Gold Dust Orphan Ryan Landry (whose work speaks for itself) in a rare dramatic role as the aforementioned Harold uses his considerable comedic skills-bitter wit and dyspeptic commentary– to leaven his surprisingly considerable dramatic skills. He makes his entrance just as a fight breaks out at the end of Act I precipitated by the unexpected arrival of Michael’s supposedly straight college roommate from Georgetown, Alan. Alan is clearly in crisis and Brooks Reeves is the living, breathing manifestation of a man on the edge of knowing and not knowing who he is. As Alan gradually absorbs the gay milieu in which he finds himself, he almost appears to implode from the restrained intensity of his performance.
The play creeks a bit structurally and trots out all the stereotypes in this self-described “freak show,” with its colorful continuum of gay types and liaisons. So we have the closeted married gay man, the gay man who can’t keep it in his pants, the effeminately over the top queen, the dumb gay hustler, the black gay man, the sardonic gay man who hates himself, and of course the pillar of the community gay man who is closeted to himself. Each man tells the story of when he first “knew.” The engine of the play creeks a bit too– why would any of these characters agree to play that painfully revelatory party game Michael forces on them, and why would Alan STAY? The play doesn’t convincingly justify his remaining there.
But this production keeps the drama both compelling and enlightening, and these performances along with David Miller’s direction keeps it loose. To those who object to the play’s being dated, I say, thank goodness; “dated” means “progress.” What is NOT dated here is the universality of the issues faced by these characters who have struggled to simultaneously hide and be comfortable with who they are.

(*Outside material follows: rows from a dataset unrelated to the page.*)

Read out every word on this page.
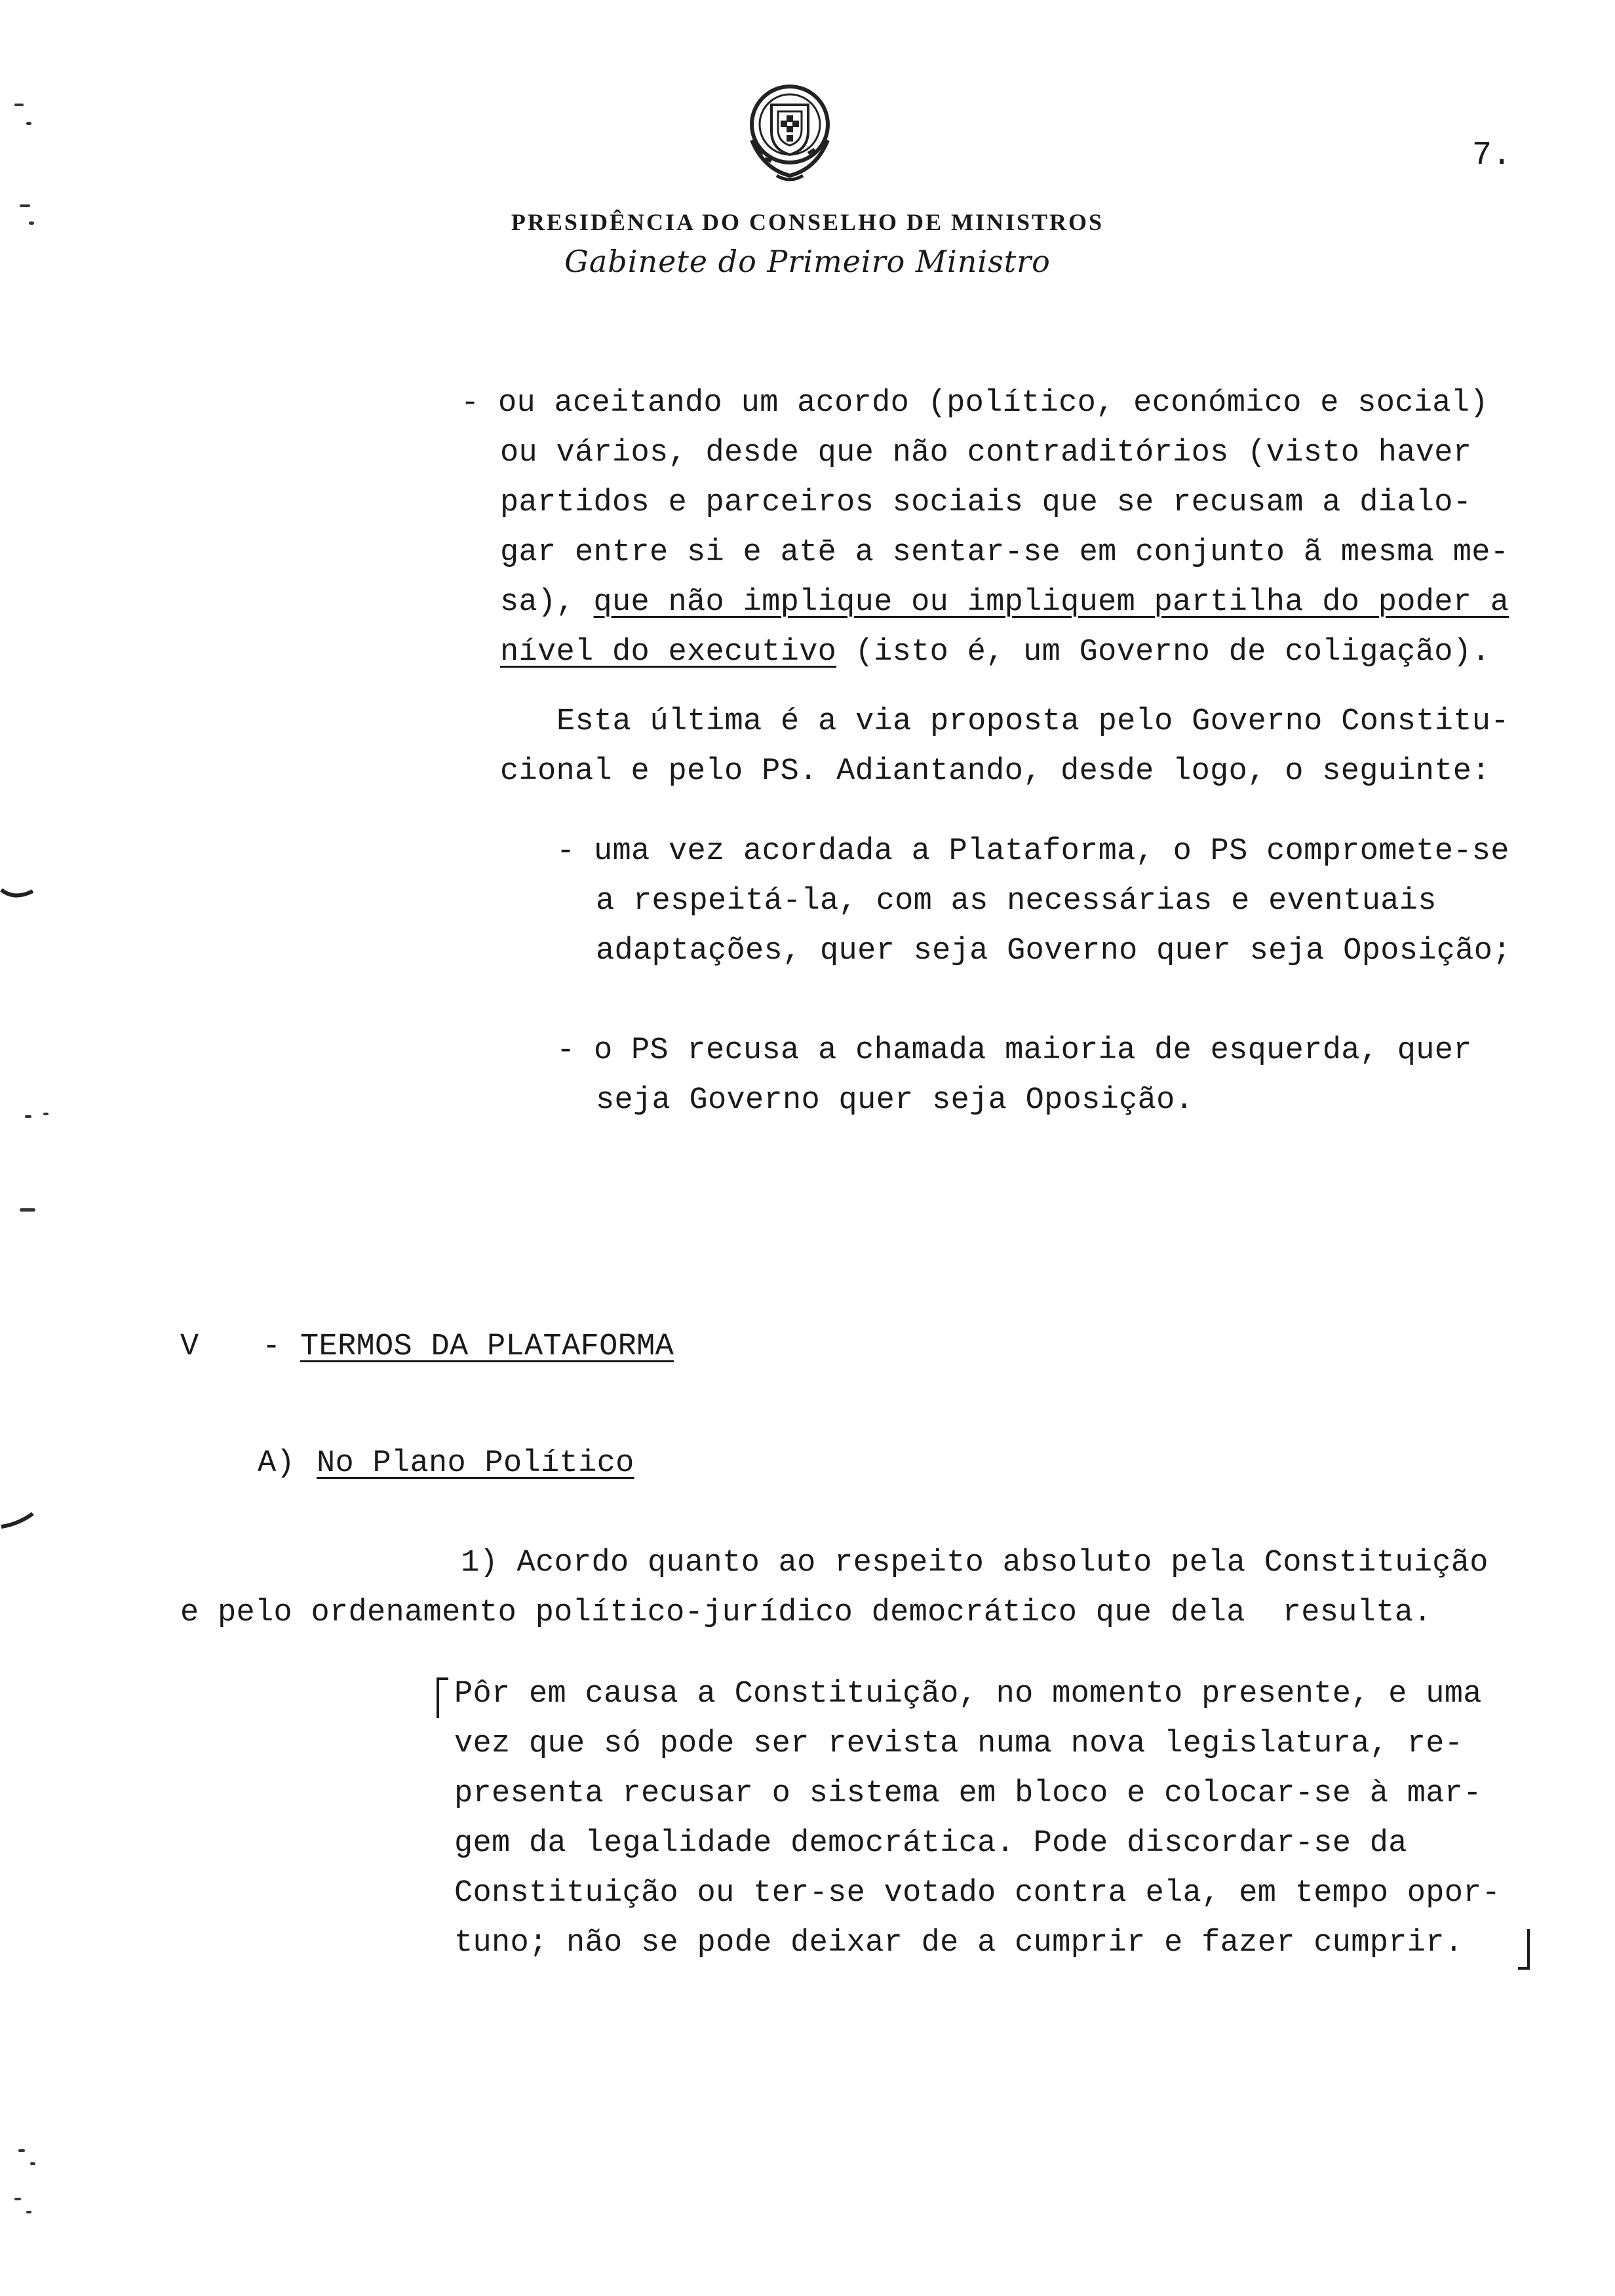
7.
PRESIDÊNCIA DO CONSELHO DE MINISTROS
Gabinete do Primeiro Ministro
- ou aceitando um acordo (político, económico e social)
ou vários, desde que não contraditórios (visto haver
partidos e parceiros sociais que se recusam a dialo-
gar entre si e atē a sentar-se em conjunto ã mesma me-
sa), que não implique ou impliquem partilha do poder a
nível do executivo (isto é, um Governo de coligação).
Esta última é a via proposta pelo Governo Constitu-
cional e pelo PS. Adiantando, desde logo, o seguinte:
- uma vez acordada a Plataforma, o PS compromete-se
a respeitá-la, com as necessárias e eventuais
adaptações, quer seja Governo quer seja Oposição;
- o PS recusa a chamada maioria de esquerda, quer
seja Governo quer seja Oposição.
V - TERMOS DA PLATAFORMA
A) No Plano Político
1) Acordo quanto ao respeito absoluto pela Constituição
e pelo ordenamento político-jurídico democrático que dela  resulta.
Pôr em causa a Constituição, no momento presente, e uma
vez que só pode ser revista numa nova legislatura, re-
presenta recusar o sistema em bloco e colocar-se à mar-
gem da legalidade democrática. Pode discordar-se da
Constituição ou ter-se votado contra ela, em tempo opor-
tuno; não se pode deixar de a cumprir e fazer cumprir.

That the production allows us to see these issues of identity for gay men in a larger, universal context is laudable and crucial if people are ever to stop being marginalized. Who isn’t struggling with identity? I look forward to the day when we no longer have “gay” plays, “black” plays, “chick flicks,” etc. THE BOYS IN THE BAND was a landmark step in that direction and changed the zeitgeist; this production continues the momentum by providing an ongoing reminder of where we’ve been so we can keep on moving forward.
See THE BOYS IN THE BAND at the aptly named Zeitgeist Stage Company through October 3!